Impressions

Delegate count: The Ickes strategy past and present

As a delegate and organizer at six Democratic national conventions (those that nominated George McGovern, Jimmy Carter [twice], Bill Clinton [twice] and Al Gore), I offer this advice to the campaigns of Barack Obama and Hillary Clinton: settle the nominating business before you go to Denver. Convention floor fights delight the media but damage the nominee.

Delegate strategy for the Obama campaign is in the hands of David Axelrod, whom I met in 1984 when he was a Chicago Tribune political reporter covering the Senate primary campaign of Paul Simon and I was Simon’s campaign manager. After Simon won a four-way primary race, Axelrod succeeded me and guided Simon to a general election victory.

I met Hillary Clinton adviser and delegate strategist Harold Ickes as an adversary. We were on the floor of the 1980 convention that nominated Jimmy Carter to run for a second term. I was the chief floor whip for Carter’s Illinois delegation; Ickes was directing Ted Kennedy’s delegate race. Carter arrived at the convention with a 2,129 to 1,150 delegate lead over Kennedy. Having won a majority of the delegates in the primaries and caucuses, Carter had guaranteed his nomination and, he hoped, a unified convention.

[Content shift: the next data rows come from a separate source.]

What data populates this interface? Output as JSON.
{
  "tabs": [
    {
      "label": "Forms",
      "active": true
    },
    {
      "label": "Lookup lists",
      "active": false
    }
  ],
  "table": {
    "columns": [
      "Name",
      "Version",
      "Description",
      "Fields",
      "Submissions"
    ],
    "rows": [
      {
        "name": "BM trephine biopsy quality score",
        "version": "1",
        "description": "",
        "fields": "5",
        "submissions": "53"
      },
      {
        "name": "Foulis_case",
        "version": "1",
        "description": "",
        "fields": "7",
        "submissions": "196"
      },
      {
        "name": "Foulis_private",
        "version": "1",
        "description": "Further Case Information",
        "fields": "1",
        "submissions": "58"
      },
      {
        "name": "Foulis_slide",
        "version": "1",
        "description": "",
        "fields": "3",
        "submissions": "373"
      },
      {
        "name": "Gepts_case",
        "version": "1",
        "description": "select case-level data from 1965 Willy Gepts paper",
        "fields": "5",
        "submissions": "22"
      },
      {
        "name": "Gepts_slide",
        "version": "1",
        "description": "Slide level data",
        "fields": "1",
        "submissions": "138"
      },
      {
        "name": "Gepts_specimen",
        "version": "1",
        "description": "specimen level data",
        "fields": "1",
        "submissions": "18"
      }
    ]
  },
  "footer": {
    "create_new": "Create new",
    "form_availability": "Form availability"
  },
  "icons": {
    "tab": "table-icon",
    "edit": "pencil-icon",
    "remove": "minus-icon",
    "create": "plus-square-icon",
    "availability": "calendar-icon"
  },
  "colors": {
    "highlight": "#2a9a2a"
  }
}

It was assumed that Kennedy would withdraw from the race before the convention opened. But Kennedy and Ickes had another idea. Determined to poach enough Carter delegates to overcome Carter’s majority, Ickes introduced a rules change that would have removed a “faithful delegate” rule that obligated delegates to vote for the candidate to whom they were pledged.

While network television reporters roamed the convention floor sniffing for signs of disharmony, Ickes sent out operatives to strong-arm Carter delegates. His poaching effort failed, however, and the faithful-delegate rule was retained. Two years later a more nuanced rule stated: “Delegates shall in all good conscience reflect the sentiments of those who elected them.” This sounds like a faithful-delegate rule to me.

Columnist Howard Fineman describes Ickes as an abrasive lawyer who “once bit the leg of a foe in a political clubhouse brawl and threatened to slam a congresswoman into the Broadway pavement.” But, Fineman adds, Ickes “knows more about the mechanics of Democratic presidential politics than any person alive” (Newsweek, February 20).

Hillary Clinton chose Ickes as her personal delegate guru, even though as the favorite to seize the nomination on Super Tuesday, she could not have anticipated many delegate problems. It never hurts, however, to have the party’s delegate expert on your team, especially a friend who once served as a member of Bill Clinton’s White House staff.

Clinton failed to win the nomination in February, and nine primaries and caucuses remain after the Pennsylvania primary April 22. Meanwhile, Obama and Clinton are courting unpledged superdelegates who belong to a category created in 1982.

It was after the riot-marred 1968 Chicago convention that party leaders realized that the time for boss-ruled, largely white-male conventions was over. The party adopted new rules to be used in 1972 to ensure the presence of women, ethnic minorities and young people in every delegation, all of whom would be chosen by voters in primary and caucus elections and pledged to a specific candidate. Every candidate slate had to include an equal number of men and women and a percentage of delegates that reflected the ethnic makeup in each state.

As in any process, there was a downside. Too many party leaders were left out. To regain the experience of these missing party and elected officials (PLEOs), the party created the category of unpledged delegates while also retaining the gender and ethnicity requirements. The PLEOs, who were dubbed superdelegates, are free to vote for any candidate, but they do not form any kind of appeals court that can render a group decision. They sit and vote with pledged delegates from their respective states.

I have organized state delegations with and without super-delegates, and I believe the Democratic Party has created a good system. The Republican Party has followed suit, adding national committee members as unpledged delegates. (The Republicans have no mandated gender and ethnicity requirements.)

Ickes and Axelrod are aware of the 40-year evolving history of this rules system. They also know that following the final primaries in Montana and South Dakota on June 3, the candidate with the most delegates should be accepted as the party’s nominee. Those are the rules.